Our debt-based money supply is also dependent on high EROI. Without cheap energy there is not the surplus necessary to pay debt. The transition to a no growth economy will increase the rate of decline of the availability of high EROI fossil fuels since the financing will not be available to extract those increasingly expensive (compared to the public’s ability to pay) deposits. The disruption caused plus general environmental degradation will lead to a population die off. If we are lucky it will be gradual enough to allow most people to continue to live reasonably enjoyable lives.
Maybe as a species we’ll get lucky and not even notice a relatively quick die-off.
Continued resource scarcity and unwinding of complexity could easily bring a tipping point towards significant population reduction over a relatively short period of time; while ironically, at the same time, allowing most people a somewhat normal life not characterized by constant war or famine; but instead simply defined by higher general mortality rates which are perceived as a new normal.
How many people in your wide circle of acquaintances died this year? Most people answer 1 or rarely 2 to that question. If you answered 2, would your sense of a “normal” life changed dramatically if that number was 16 instead of 2? Probably not, especially if those who died were considered, under the new circumstances brought about by social/economic collapse, elderly or diseased beyond the capabilities of the now impoverished medical system.
In the pre-industrial past mortality rates were much higher and everyone took that fact in stride and continued to live a “normal” life. Some level of normalcy could continue through a collapse related die-off, and over time more frequent deaths due to disease and conditions of old age that no longer would be medically treated, would become the new normal.
If annual worldwide deaths increased 8 fold, most people would eventually take that increase in stride. Even people living in higher than “normal” death rate areas who would feel a more significant impact would adapt and over a 4–6 year time horizon stop seeing things as catastrophic since sharp increases in death rates don’t last very long. After a spike of deaths, the survivors adapt and death rates stabilize again. Of course, compared to today’s standards everyone who dies “pre-maturely” and their immediate families faced a catastrophe; but overall, for most people for most of their lives the die-off death rates would seem pretty normal just as they were by 17th or 18th century standards.

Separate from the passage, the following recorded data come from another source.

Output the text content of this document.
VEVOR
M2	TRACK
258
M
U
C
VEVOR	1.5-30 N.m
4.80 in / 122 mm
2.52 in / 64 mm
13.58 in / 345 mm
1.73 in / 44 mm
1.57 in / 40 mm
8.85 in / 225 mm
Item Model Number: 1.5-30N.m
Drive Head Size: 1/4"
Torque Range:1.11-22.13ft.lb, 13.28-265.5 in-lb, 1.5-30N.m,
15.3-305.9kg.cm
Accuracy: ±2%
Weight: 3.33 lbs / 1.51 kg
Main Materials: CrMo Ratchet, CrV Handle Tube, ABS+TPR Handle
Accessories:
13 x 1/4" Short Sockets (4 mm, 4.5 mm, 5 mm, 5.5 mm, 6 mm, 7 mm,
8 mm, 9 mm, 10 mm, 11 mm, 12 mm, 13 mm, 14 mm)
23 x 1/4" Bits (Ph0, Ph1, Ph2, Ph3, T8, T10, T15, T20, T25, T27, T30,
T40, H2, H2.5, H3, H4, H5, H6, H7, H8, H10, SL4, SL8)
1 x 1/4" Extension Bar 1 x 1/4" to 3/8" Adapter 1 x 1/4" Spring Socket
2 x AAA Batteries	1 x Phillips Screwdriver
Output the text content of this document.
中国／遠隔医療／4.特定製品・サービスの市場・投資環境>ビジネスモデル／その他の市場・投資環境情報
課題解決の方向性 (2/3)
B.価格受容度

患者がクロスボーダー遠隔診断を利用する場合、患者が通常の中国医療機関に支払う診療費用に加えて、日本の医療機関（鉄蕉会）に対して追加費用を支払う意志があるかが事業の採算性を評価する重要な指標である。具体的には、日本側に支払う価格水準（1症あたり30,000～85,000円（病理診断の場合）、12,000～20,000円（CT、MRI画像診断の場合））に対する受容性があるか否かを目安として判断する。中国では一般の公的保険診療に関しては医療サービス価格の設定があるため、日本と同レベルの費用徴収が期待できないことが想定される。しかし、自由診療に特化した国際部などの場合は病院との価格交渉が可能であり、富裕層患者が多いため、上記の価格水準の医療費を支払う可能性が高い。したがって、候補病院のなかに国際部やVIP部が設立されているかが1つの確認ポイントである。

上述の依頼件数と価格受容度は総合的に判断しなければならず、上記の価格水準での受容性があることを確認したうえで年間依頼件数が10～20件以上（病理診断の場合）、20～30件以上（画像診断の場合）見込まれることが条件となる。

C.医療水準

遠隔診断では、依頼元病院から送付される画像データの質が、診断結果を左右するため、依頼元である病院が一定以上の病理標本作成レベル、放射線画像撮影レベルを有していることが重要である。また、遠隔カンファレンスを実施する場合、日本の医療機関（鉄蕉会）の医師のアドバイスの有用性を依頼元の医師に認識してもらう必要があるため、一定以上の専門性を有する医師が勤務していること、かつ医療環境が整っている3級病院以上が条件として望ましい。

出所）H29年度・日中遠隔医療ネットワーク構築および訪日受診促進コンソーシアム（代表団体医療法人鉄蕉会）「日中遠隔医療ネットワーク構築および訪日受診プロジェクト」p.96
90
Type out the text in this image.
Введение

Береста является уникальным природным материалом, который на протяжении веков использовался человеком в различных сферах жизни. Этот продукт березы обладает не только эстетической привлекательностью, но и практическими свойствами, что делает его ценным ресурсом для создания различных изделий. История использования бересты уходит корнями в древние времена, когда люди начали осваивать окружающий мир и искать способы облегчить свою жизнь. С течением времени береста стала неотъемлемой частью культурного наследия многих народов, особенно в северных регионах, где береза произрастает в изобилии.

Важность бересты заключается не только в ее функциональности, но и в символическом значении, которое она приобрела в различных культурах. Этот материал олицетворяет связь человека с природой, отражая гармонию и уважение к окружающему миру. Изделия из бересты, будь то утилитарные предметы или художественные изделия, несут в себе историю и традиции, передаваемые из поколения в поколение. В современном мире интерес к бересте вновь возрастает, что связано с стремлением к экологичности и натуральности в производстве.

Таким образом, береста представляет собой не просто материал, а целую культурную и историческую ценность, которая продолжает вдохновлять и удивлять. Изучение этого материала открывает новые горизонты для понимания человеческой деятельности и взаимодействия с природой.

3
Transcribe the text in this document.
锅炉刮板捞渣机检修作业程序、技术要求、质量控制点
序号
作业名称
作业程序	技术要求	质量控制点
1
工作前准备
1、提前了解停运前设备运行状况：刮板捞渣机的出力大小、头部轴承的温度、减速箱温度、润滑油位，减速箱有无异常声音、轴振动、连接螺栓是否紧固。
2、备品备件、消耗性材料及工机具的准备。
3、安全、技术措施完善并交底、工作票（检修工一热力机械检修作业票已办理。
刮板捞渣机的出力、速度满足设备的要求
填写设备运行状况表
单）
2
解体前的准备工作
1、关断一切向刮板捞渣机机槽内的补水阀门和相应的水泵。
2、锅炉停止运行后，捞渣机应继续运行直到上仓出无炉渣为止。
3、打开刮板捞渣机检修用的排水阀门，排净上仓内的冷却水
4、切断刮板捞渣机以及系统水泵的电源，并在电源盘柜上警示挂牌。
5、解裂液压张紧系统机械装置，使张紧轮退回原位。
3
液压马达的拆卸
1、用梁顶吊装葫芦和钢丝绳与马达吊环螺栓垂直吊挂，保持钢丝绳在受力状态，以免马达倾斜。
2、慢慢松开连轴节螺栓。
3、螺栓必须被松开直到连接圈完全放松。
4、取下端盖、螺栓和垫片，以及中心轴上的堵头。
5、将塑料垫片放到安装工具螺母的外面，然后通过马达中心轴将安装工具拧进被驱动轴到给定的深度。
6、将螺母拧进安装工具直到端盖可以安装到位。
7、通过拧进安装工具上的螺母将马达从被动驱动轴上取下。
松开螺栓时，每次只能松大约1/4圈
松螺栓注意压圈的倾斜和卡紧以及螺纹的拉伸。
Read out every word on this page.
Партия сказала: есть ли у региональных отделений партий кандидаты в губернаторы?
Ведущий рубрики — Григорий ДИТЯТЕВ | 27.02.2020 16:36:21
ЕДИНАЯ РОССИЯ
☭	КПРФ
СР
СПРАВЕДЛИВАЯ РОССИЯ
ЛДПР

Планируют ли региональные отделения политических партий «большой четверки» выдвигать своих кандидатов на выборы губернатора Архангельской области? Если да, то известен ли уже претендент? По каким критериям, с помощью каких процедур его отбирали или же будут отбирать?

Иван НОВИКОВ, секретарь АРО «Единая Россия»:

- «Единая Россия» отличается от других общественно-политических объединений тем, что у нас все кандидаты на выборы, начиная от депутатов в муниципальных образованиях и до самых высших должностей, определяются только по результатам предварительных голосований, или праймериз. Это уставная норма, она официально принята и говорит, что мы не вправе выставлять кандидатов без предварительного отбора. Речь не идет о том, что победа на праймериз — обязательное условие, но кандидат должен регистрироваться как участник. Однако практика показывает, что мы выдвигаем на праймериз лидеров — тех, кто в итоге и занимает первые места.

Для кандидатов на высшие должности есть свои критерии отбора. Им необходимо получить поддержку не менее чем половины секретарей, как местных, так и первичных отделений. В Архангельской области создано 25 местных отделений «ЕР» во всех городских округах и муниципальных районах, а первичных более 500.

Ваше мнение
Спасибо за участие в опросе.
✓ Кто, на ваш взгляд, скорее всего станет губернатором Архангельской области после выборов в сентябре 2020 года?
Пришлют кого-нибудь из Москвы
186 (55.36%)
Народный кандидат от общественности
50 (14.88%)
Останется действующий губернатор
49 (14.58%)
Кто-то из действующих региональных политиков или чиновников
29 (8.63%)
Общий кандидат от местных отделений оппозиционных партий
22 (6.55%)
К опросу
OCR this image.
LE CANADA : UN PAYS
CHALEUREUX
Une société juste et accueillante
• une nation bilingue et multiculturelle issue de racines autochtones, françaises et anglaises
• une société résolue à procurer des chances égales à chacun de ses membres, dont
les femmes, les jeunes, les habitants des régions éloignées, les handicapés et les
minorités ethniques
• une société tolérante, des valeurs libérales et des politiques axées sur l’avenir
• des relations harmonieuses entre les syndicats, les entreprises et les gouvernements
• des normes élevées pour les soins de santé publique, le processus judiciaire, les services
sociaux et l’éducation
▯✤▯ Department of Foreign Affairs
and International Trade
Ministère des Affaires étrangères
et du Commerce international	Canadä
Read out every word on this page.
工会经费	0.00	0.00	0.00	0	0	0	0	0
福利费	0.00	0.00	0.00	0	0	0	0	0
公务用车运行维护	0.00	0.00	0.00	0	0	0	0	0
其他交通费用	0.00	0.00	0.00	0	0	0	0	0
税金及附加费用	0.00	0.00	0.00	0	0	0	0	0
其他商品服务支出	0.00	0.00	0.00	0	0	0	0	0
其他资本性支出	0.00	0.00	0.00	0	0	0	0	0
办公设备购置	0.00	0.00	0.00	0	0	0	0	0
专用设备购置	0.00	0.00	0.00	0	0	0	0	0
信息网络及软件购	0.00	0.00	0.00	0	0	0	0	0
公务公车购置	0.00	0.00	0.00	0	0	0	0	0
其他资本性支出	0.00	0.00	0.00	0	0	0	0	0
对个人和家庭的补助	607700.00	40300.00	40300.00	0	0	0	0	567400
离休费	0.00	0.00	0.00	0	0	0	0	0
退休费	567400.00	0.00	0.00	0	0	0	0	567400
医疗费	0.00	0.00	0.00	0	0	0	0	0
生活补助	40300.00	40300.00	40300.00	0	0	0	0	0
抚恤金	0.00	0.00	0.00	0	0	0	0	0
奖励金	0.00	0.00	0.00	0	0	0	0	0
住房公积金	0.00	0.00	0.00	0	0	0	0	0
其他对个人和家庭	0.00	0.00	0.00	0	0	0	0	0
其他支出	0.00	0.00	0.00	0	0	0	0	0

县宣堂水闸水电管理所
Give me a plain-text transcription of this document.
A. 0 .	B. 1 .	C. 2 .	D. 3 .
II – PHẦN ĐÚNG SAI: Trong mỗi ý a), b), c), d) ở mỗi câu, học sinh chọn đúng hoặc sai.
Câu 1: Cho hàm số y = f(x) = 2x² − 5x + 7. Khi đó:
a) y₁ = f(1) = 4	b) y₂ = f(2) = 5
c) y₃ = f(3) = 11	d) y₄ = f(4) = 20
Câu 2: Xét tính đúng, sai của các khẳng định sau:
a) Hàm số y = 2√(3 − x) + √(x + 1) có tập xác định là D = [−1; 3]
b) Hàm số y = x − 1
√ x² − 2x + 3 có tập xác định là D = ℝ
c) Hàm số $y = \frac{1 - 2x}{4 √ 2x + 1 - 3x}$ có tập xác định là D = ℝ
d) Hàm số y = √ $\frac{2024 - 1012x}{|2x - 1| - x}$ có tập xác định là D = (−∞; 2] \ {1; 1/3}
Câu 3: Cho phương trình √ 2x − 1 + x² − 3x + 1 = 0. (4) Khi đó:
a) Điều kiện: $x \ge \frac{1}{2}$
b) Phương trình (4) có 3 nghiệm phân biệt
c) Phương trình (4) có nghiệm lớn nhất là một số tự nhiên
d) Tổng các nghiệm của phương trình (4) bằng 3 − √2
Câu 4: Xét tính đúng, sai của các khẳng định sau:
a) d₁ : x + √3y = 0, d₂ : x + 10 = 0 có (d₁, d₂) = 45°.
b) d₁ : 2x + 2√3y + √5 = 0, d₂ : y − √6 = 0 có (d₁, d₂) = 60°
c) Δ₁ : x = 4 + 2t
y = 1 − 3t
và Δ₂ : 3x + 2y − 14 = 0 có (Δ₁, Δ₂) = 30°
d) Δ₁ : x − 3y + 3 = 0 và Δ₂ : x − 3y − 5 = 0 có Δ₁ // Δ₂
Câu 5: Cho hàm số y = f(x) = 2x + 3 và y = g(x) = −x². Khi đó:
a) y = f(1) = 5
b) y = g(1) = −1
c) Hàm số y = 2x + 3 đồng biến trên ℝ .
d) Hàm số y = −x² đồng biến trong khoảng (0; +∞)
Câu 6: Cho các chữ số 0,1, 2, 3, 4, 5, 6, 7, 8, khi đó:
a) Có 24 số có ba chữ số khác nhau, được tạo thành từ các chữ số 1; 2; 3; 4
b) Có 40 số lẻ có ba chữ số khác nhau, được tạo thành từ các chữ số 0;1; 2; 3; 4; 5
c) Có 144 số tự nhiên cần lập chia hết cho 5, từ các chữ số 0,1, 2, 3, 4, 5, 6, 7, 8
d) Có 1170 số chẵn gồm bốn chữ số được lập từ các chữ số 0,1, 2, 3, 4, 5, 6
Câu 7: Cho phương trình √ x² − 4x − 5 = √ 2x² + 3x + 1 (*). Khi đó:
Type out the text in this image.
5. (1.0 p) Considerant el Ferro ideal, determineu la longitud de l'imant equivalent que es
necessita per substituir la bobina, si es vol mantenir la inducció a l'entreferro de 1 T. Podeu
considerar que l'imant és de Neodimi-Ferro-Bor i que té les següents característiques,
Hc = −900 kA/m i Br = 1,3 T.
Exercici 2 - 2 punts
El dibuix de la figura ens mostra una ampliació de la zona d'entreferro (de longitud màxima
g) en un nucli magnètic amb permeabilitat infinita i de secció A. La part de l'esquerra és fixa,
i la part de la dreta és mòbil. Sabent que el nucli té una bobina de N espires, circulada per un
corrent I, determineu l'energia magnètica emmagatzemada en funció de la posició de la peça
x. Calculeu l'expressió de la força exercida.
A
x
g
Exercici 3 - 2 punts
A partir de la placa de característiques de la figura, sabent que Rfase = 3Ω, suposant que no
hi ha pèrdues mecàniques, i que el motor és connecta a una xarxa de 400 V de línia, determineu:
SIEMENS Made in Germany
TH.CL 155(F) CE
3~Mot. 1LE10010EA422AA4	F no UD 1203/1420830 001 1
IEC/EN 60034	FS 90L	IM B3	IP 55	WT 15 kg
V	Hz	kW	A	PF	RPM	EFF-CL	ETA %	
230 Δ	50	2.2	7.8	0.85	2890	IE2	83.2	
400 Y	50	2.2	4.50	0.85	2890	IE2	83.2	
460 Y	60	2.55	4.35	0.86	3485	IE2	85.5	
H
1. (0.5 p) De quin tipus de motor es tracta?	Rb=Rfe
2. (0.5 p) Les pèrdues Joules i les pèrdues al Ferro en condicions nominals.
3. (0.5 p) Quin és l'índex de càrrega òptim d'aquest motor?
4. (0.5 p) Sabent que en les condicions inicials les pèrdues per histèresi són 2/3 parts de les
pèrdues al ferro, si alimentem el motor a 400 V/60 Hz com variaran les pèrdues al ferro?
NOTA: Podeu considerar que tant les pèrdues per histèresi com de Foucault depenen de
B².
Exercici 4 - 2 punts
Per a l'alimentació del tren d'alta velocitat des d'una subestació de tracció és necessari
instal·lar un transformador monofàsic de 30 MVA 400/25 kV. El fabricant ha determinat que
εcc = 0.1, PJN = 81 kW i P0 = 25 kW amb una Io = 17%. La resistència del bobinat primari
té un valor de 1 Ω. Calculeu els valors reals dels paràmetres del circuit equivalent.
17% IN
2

An 8 fold increase in the number of people dying every year would create a net population decreasing of about 3% per year even if current birthrates continued unabated. At a 3% rate of decrease, world population would shrink from 7.4 billion to 1 billion in about 65 years. Birthrates, though, would also likely decrease during this time due to a shrinking population base. Therefore, with fairly small increases in net mortality, the current population can drop significantly in a relatively short time.
Within 2–3 short generations society could be back to living a pre-industrial circa 1800 life style with a world population similar to that era of 1 billion.